Sanjay Bakshi: I think the animation tools that we built for this to make fire animate were great. Fire is pretty novel and very specific to our film. We have used curvenets previously and published about them. It lets us use a really low resolution grid that we can put on the character and have really high level controls that are exposed to the animators to really shape things. So we’ve used that on other films but really pushed it on this one.

We wanted to give the animators the flexibility in a shot make a choice of, ‘Oh, it’d be really cool if when Ember grabbed this thing it felt more fire-like.’ What that meant was, say, a very specific tear off could happen or we could make it so the fire didn’t really preserve volume in the same way as other materials. It could really get thin and break off. We wanted to be able to provide those tools.

b&a: In fact, that was kind of a response I had to the film, which in some ways it feels a bit more 2D even though of course it’s not. What are the things that are hard about still animating in 3D but making it look 2D apart from just style transfer?

Sanjay Bakshi: That’s an interesting observation because it’s of course it’s ‘very’ 3D because it’s all volume. Everything is a volume. If you think about all of the things that are behind the pixels, it’s tons and tons of things because even Ember has transparency. There’s scenes where it would surprise us. She would be on fire and doing her thing acting and in one part of her head you could see the thing behind her which is very unique for our films.

But you’re right. I think there is a 2D thing about it. I think part of it might be the style transfer. That’s a very 2D technique. If you move off of camera, it breaks down. When it’s trying to make those stylized flame licks, it only works from the camera.

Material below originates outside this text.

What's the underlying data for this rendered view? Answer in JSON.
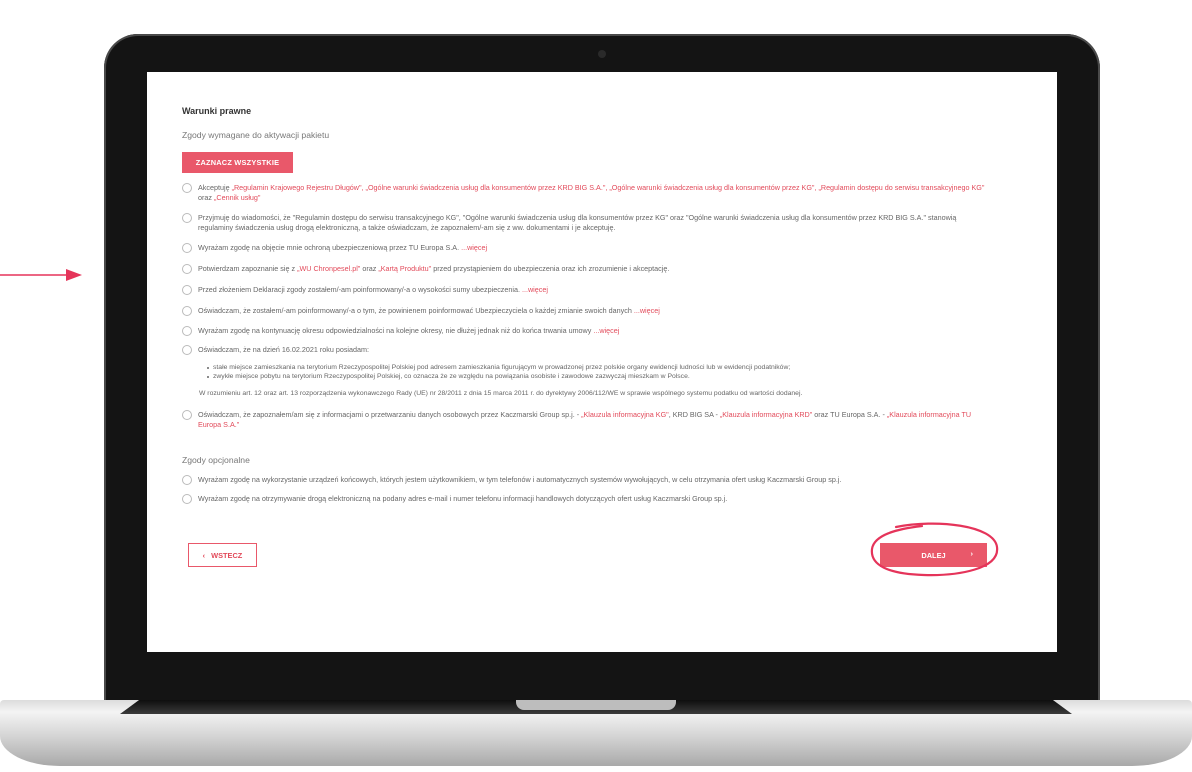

And the silhouette carving that we’re doing is a very 2D thing as well. If you move the camera, that breaks down. Then there’s the style of animation. The animators are trying to exploit the elemental nature of fire and water and they’re doing that to camera. There is a 2D feel to it.

Another aspect is the stylized lighting. To integrate the characters and the sets, our lighting team are doing a lot of tricks. The shadows are very graphic, much more than we would normally do just to have the set integrate with the stylized character as well. They would use this Kuwahara filter so that things in the distance get really illustrative, again, to integrate the characters into the sets. Probably all of those things are the spice that makes it feel a little bit more illustrative overall.

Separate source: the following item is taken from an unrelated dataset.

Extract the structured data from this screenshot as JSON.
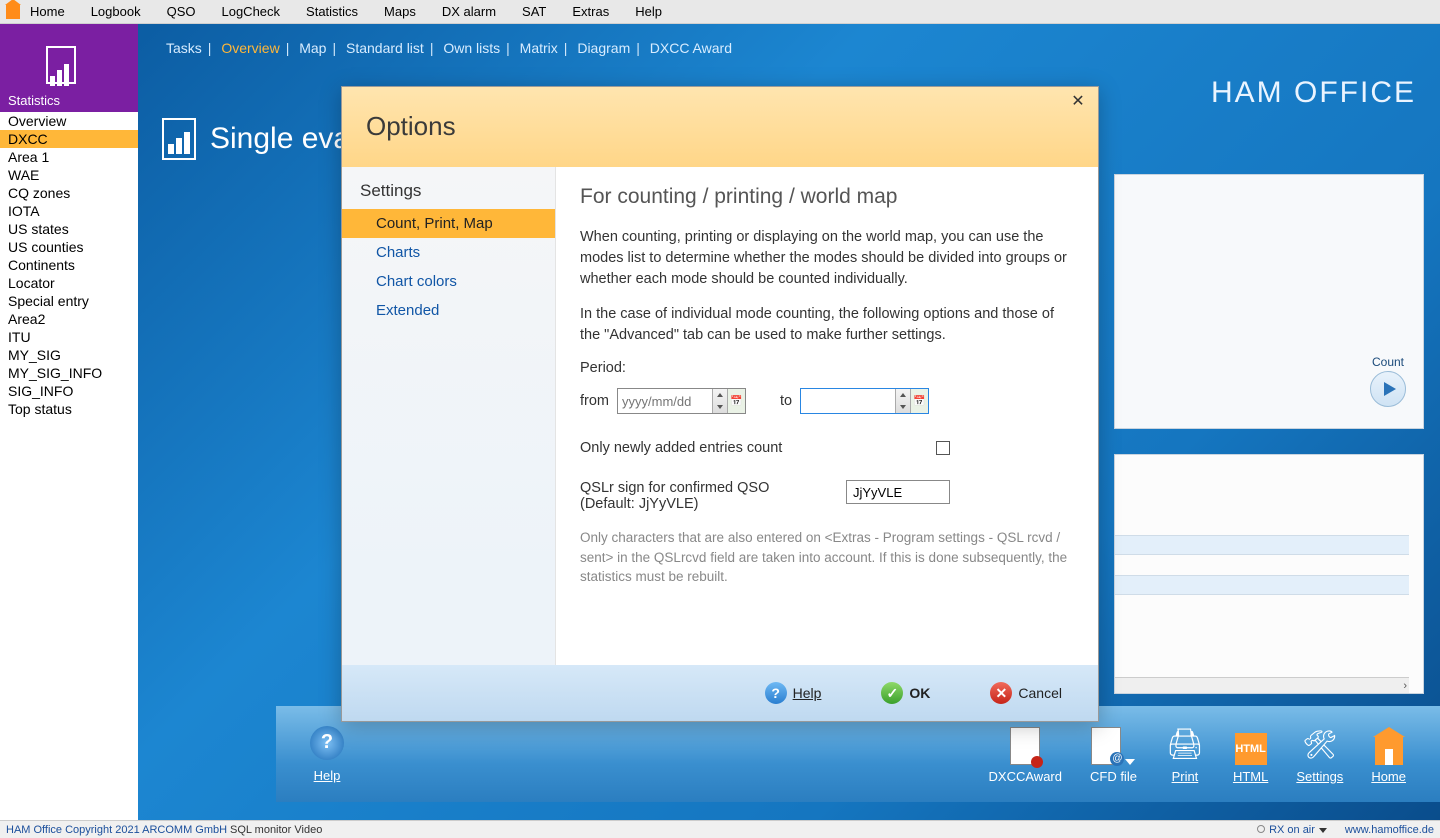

b&a: It may feel stylized, but I’m guessing it’s just as complicated in the rendering and putting together of these scenes. Was there something you needed to do to manage that complexity from a VFX supe point of view?

Sanjay Bakshi: You hit it on the head, the complexity. I think it’s a compliment you just gave that it’s not apparent when you’re watching the film. I don’t want people to see the complexity and how many hours of rendering time it took and the storage that was required. Hopefully, you’re just engaged in the movie and it feels like a cohesive thing. Volumetric rendering is really, really expensive. Running fire and water simulations is very CPU and GPU intensive. The volumetric neural style transfer all happened on GPUs.

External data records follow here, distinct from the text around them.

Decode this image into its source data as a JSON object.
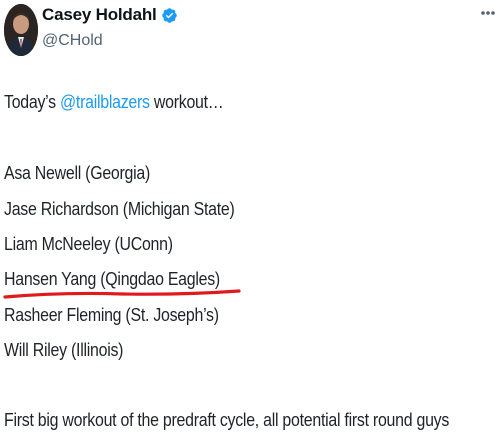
{
  "author": {
    "display_name": "Casey Holdahl",
    "handle": "@CHold",
    "verified_icon": "verified-badge-icon",
    "avatar": "profile-photo"
  },
  "tweet": {
    "intro_prefix": "Today’s ",
    "intro_mention": "@trailblazers",
    "intro_suffix": " workout…",
    "players": [
      "Asa Newell (Georgia)",
      "Jase Richardson (Michigan State)",
      "Liam McNeeley (UConn)",
      "Hansen Yang (Qingdao Eagles)",
      "Rasheer Fleming (St. Joseph’s)",
      "Will Riley (Illinois)"
    ],
    "highlighted_player_index": 3,
    "closing": "First big workout of the predraft cycle, all potential first round guys"
  },
  "colors": {
    "mention": "#1d9bf0",
    "verified": "#1d9bf0",
    "highlight_underline": "#e0191f",
    "handle": "#536471"
  }
}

We really ramped up the capacity of Pixar in many of those domains. We had a bigger renderfarm than we’ve ever had to finish this film. We have used much more storage to store the simulations per shot for all the unique simulations. We invested in a GPU farm so we could do the volumetric style transfer. I really appreciated the fact that Pixar made that investment so that we could do the things we wanted to do.

[A production note from the studio: Over 151,000 cores were in use for Elemental. Toy Story had 294 cores, Monsters Inc. had 672 cores, and Finding Nemo had 923 cores.]